Un sourire ourla les lèvres boudeuses de Kuryakin et il tapota de nouveau la manche de pyjama de ses doigts.
« T'es réveillé, chuchota-t-il d'un air épuisé. Je pensais que tu allais dormir toute la journée. Pourtant, c'est moi qui ai absorbé la dose la plus massive de radiations.
-Illya ? murmura Napoléon, déboussolé. »
Il se souvint d'un coup. L'Opération Luciole, l'institut de beauté Caresse, l'élection de Miss Luciole, le crochetage du grillage de sécurité, le laboratoire, le scientifique, la machine. Le pont. Le pont. Il avait appelé Illya. Il avait failli tomber dans le fleuve. Il se serait noyé. Tout le reste n'était qu'un cauchemar.
« Oui, Illya, répondit l'agent russe tranquillement.

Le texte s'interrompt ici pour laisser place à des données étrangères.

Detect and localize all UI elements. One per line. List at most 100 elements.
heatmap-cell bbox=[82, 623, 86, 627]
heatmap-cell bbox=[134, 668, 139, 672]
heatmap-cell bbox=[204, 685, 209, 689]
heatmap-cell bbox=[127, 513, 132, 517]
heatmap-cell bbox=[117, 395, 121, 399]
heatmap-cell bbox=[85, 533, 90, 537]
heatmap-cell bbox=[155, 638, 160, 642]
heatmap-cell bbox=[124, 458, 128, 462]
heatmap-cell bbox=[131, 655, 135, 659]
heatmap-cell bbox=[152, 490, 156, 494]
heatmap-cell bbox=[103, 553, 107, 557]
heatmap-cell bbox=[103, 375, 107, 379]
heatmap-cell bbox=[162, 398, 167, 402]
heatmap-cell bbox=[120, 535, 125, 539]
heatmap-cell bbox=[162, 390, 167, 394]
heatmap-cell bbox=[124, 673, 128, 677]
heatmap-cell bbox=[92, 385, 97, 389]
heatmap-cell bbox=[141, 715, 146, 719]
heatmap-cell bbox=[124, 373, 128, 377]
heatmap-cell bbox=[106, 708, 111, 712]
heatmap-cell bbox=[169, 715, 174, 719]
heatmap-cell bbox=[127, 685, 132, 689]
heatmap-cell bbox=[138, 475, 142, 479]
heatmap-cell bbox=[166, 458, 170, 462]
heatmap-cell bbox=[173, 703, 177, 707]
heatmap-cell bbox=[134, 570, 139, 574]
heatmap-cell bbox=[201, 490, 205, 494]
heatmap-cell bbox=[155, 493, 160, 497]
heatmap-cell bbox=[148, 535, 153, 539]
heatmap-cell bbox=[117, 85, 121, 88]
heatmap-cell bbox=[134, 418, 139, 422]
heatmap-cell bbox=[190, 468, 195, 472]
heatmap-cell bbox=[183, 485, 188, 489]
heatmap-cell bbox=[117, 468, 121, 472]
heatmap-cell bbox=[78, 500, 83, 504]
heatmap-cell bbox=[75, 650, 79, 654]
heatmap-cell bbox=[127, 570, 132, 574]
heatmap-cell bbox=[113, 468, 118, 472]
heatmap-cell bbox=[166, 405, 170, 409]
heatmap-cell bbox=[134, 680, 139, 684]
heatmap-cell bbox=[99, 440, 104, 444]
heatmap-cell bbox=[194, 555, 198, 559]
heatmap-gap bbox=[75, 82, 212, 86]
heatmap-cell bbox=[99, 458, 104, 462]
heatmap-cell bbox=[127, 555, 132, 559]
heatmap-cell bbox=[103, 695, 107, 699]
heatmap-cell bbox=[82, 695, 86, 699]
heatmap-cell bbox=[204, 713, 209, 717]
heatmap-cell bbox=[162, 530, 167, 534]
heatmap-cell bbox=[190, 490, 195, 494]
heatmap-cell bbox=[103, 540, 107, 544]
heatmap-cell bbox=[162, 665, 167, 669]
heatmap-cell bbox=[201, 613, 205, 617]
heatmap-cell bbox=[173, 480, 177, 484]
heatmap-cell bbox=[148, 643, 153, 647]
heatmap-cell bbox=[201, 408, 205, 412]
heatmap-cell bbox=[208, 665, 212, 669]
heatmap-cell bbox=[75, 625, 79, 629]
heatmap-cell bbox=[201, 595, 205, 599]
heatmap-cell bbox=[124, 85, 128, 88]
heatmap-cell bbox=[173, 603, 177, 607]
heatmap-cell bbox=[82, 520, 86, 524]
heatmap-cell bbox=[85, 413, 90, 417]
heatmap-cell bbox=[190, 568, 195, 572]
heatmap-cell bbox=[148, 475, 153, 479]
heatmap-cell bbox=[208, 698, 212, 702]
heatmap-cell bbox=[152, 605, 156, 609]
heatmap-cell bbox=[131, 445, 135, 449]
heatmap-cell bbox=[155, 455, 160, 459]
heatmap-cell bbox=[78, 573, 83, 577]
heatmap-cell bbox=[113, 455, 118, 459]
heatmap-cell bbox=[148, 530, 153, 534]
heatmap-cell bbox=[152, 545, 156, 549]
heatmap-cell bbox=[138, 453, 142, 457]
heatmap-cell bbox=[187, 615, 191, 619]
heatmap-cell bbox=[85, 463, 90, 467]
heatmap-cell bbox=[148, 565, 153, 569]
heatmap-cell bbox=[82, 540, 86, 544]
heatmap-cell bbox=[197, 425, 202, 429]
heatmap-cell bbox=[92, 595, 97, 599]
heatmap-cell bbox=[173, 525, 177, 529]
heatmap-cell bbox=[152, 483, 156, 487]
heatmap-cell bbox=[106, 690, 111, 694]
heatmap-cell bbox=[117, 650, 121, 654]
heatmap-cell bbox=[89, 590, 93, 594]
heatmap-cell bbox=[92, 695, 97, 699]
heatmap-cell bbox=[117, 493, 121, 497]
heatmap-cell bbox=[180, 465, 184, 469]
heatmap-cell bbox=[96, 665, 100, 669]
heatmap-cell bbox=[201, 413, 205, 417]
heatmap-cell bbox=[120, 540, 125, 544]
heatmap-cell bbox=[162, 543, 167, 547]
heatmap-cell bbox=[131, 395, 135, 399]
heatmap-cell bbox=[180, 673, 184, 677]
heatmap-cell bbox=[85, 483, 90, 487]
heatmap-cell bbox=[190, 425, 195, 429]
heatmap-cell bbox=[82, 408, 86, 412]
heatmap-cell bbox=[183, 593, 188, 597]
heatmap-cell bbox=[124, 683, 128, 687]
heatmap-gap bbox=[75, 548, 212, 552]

Et toi c'est Na-po-lé-on.
-Arrête ça ! Je ne suis pas devenu un légume. Et ces radiations ne t'ont visiblement pas amputé de la plus petite partie de ton arrogance.

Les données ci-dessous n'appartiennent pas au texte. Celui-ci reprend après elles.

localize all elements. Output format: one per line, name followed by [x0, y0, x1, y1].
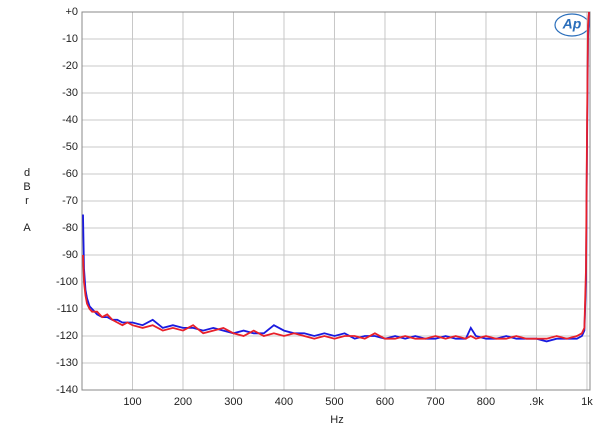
y-tick-label: -100: [56, 276, 78, 288]
y-tick-label: -30: [62, 87, 78, 99]
y-axis-label: r: [25, 195, 29, 207]
series-line: [82, 11, 590, 340]
y-tick-label: -40: [62, 114, 78, 126]
x-tick-label: 400: [275, 396, 293, 408]
y-tick-label: -90: [62, 249, 78, 261]
x-tick-label: 300: [224, 396, 242, 408]
y-tick-label: -110: [57, 303, 78, 315]
plot-frame: [81, 11, 591, 391]
y-tick-label: -70: [62, 195, 78, 207]
y-tick-label: -60: [62, 168, 78, 180]
x-tick-label: 700: [426, 396, 444, 408]
x-tick-label: 500: [325, 396, 343, 408]
y-tick-label: -50: [62, 141, 78, 153]
y-axis-label: A: [23, 222, 31, 234]
x-tick-label: 600: [376, 396, 394, 408]
x-tick-label: 1k: [581, 396, 593, 408]
y-tick-label: -80: [62, 222, 78, 234]
y-tick-label: -120: [56, 330, 78, 342]
y-axis-label: B: [23, 181, 30, 193]
y-tick-label: -140: [56, 384, 78, 396]
y-tick-label: -130: [56, 357, 78, 369]
x-tick-label: .9k: [529, 396, 544, 408]
x-tick-label: 800: [477, 396, 495, 408]
y-axis-label: d: [24, 167, 30, 179]
logo: Ap: [562, 16, 582, 32]
y-tick-label: -20: [62, 60, 78, 72]
x-axis-label: Hz: [330, 414, 343, 426]
y-tick-label: -10: [62, 33, 78, 45]
x-tick-label: 100: [123, 396, 141, 408]
y-tick-label: +0: [65, 6, 78, 18]
x-tick-label: 200: [174, 396, 192, 408]
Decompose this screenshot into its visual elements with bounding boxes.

-Arrogant, moi ? Tu me confonds avec toi, encore une fois. »
Allongé dans le lit d'hôpital juste à côté du sien, Illya avait encore sa main sur son bras. Les médecins et les spécialistes des radiations de Paris et Beyrouth tournaient autour d'eux et prenaient des notes, enregistraient des résultats. Napoléon leva les yeux sans comprendre.

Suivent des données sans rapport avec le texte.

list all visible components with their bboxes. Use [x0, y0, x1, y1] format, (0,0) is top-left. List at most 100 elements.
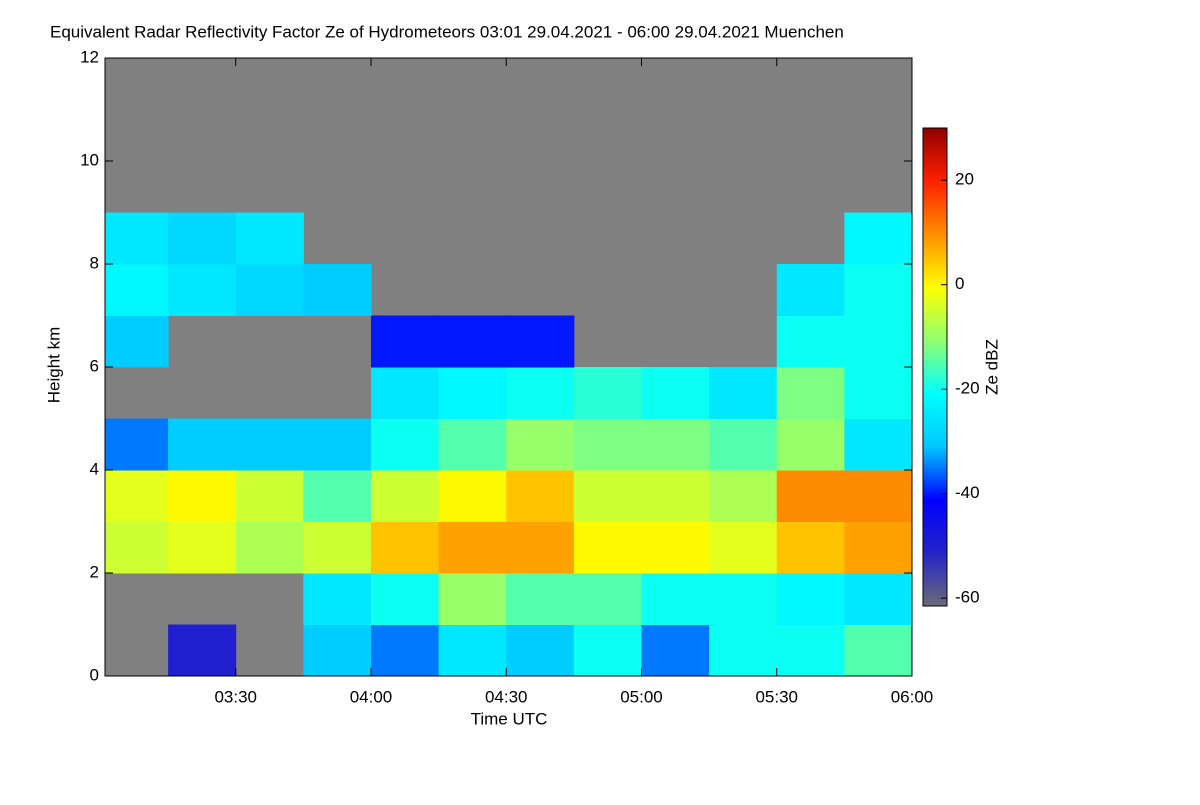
- heatmap-cell: [105, 521, 169, 574]
- heatmap-cell: [105, 315, 169, 368]
- y-tick-label: 2: [90, 562, 99, 581]
- heatmap-cell: [303, 573, 372, 625]
- heatmap-cell: [709, 521, 778, 574]
- heatmap-cell: [506, 470, 575, 522]
- x-tick-label: 04:30: [485, 687, 528, 706]
- colorbar-label: Ze dBZ: [982, 339, 1001, 395]
- heatmap-cell: [844, 521, 912, 574]
- heatmap-cell: [235, 264, 304, 316]
- heatmap-cell: [641, 573, 710, 625]
- heatmap-cell: [844, 573, 912, 625]
- colorbar: [922, 127, 948, 607]
- colorbar-tick-label: -40: [955, 483, 980, 502]
- heatmap-cell: [776, 418, 845, 471]
- heatmap-cell: [776, 521, 845, 574]
- heatmap-cell: [641, 521, 710, 574]
- heatmap-cell: [776, 264, 845, 316]
- heatmap-cell: [709, 573, 778, 625]
- heatmap-cell: [776, 367, 845, 419]
- y-tick-label: 8: [90, 253, 99, 272]
- heatmap-cell: [776, 315, 845, 368]
- heatmap: [105, 212, 912, 676]
- heatmap-cell: [235, 418, 304, 471]
- colorbar-tick-label: -20: [955, 379, 980, 398]
- colorbar-tick-label: 0: [955, 274, 964, 293]
- heatmap-cell: [776, 624, 845, 676]
- heatmap-cell: [844, 367, 912, 419]
- x-tick-label: 04:00: [350, 687, 393, 706]
- heatmap-cell: [709, 624, 778, 676]
- y-tick-label: 6: [90, 356, 99, 375]
- heatmap-cell: [506, 418, 575, 471]
- heatmap-cell: [370, 367, 440, 419]
- heatmap-cell: [438, 315, 507, 368]
- heatmap-cell: [235, 470, 304, 522]
- heatmap-cell: [105, 418, 169, 471]
- heatmap-cell: [303, 624, 372, 676]
- heatmap-cell: [709, 367, 778, 419]
- heatmap-cell: [438, 470, 507, 522]
- heatmap-cell: [709, 418, 778, 471]
- y-tick-label: 4: [90, 459, 99, 478]
- heatmap-cell: [573, 470, 642, 522]
- heatmap-cell: [370, 624, 440, 676]
- colorbar-tick-label: 20: [955, 170, 974, 189]
- heatmap-cell: [168, 521, 237, 574]
- heatmap-cell: [709, 470, 778, 522]
- heatmap-cell: [168, 418, 237, 471]
- heatmap-cell: [370, 470, 440, 522]
- heatmap-cell: [506, 624, 575, 676]
- heatmap-cell: [235, 521, 304, 574]
- heatmap-cell: [641, 418, 710, 471]
- heatmap-cell: [105, 264, 169, 316]
- heatmap-cell: [506, 315, 575, 368]
- x-axis-label: Time UTC: [471, 709, 548, 728]
- x-tick-label: 06:00: [891, 687, 934, 706]
- heatmap-cell: [370, 521, 440, 574]
- heatmap-cell: [844, 624, 912, 676]
- heatmap-cell: [844, 315, 912, 368]
- heatmap-cell: [168, 212, 237, 265]
- heatmap-cell: [506, 521, 575, 574]
- heatmap-cell: [641, 624, 710, 676]
- heatmap-cell: [303, 521, 372, 574]
- heatmap-cell: [168, 264, 237, 316]
- heatmap-cell: [776, 573, 845, 625]
- x-tick-label: 03:30: [214, 687, 257, 706]
- heatmap-cell: [506, 573, 575, 625]
- heatmap-cell: [370, 418, 440, 471]
- heatmap-cell: [844, 418, 912, 471]
- heatmap-cell: [641, 470, 710, 522]
- heatmap-cell: [303, 470, 372, 522]
- heatmap-cell: [168, 624, 237, 676]
- chart-title: Equivalent Radar Reflectivity Factor Ze …: [50, 22, 844, 41]
- heatmap-cell: [235, 212, 304, 265]
- y-tick-label: 0: [90, 665, 99, 684]
- heatmap-cell: [573, 418, 642, 471]
- x-tick-label: 05:00: [620, 687, 663, 706]
- heatmap-cell: [438, 367, 507, 419]
- colorbar-tick-label: -60: [955, 588, 980, 607]
- heatmap-cell: [844, 264, 912, 316]
- y-axis-label: Height km: [44, 327, 63, 404]
- heatmap-cell: [844, 470, 912, 522]
- heatmap-cell: [168, 470, 237, 522]
- heatmap-cell: [573, 367, 642, 419]
- y-tick-label: 10: [80, 150, 99, 169]
- heatmap-cell: [370, 315, 440, 368]
- heatmap-cell: [776, 470, 845, 522]
- heatmap-cell: [641, 367, 710, 419]
- y-tick-label: 12: [80, 47, 99, 66]
- heatmap-cell: [438, 418, 507, 471]
- heatmap-cell: [303, 418, 372, 471]
- x-tick-label: 05:30: [755, 687, 798, 706]
- heatmap-cell: [573, 624, 642, 676]
- heatmap-cell: [105, 470, 169, 522]
- heatmap-cell: [573, 521, 642, 574]
- heatmap-cell: [303, 264, 372, 316]
- heatmap-cell: [844, 212, 912, 265]
- heatmap-cell: [573, 573, 642, 625]
- heatmap-cell: [105, 212, 169, 265]
- heatmap-cell: [370, 573, 440, 625]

« Le rayonnement de la machine n'avait qu'à être inversé pour régénérer les parties de notre corps qu'elle avait détruite, lui expliqua Illya, en endossant immédiatement sa blouse imaginaire de thésard en calcul différentiel et autres sciences que l'agent américain ne pouvait même pas concevoir. La machine a dû être volée par April Dancer. Waverly a fini par activer la division des agents de terrain féminins sur tout le secteur de la côte Ouest. Même si les femmes les plus expérimentées d'U.N.C.L.E finissaient par avoir un rôle de choix grâce à leurs nombreuses connaissances. Elle a été aidée par Mark Slate. Ton ancien formateur. Ils se sont bien entendus mais il a plus de…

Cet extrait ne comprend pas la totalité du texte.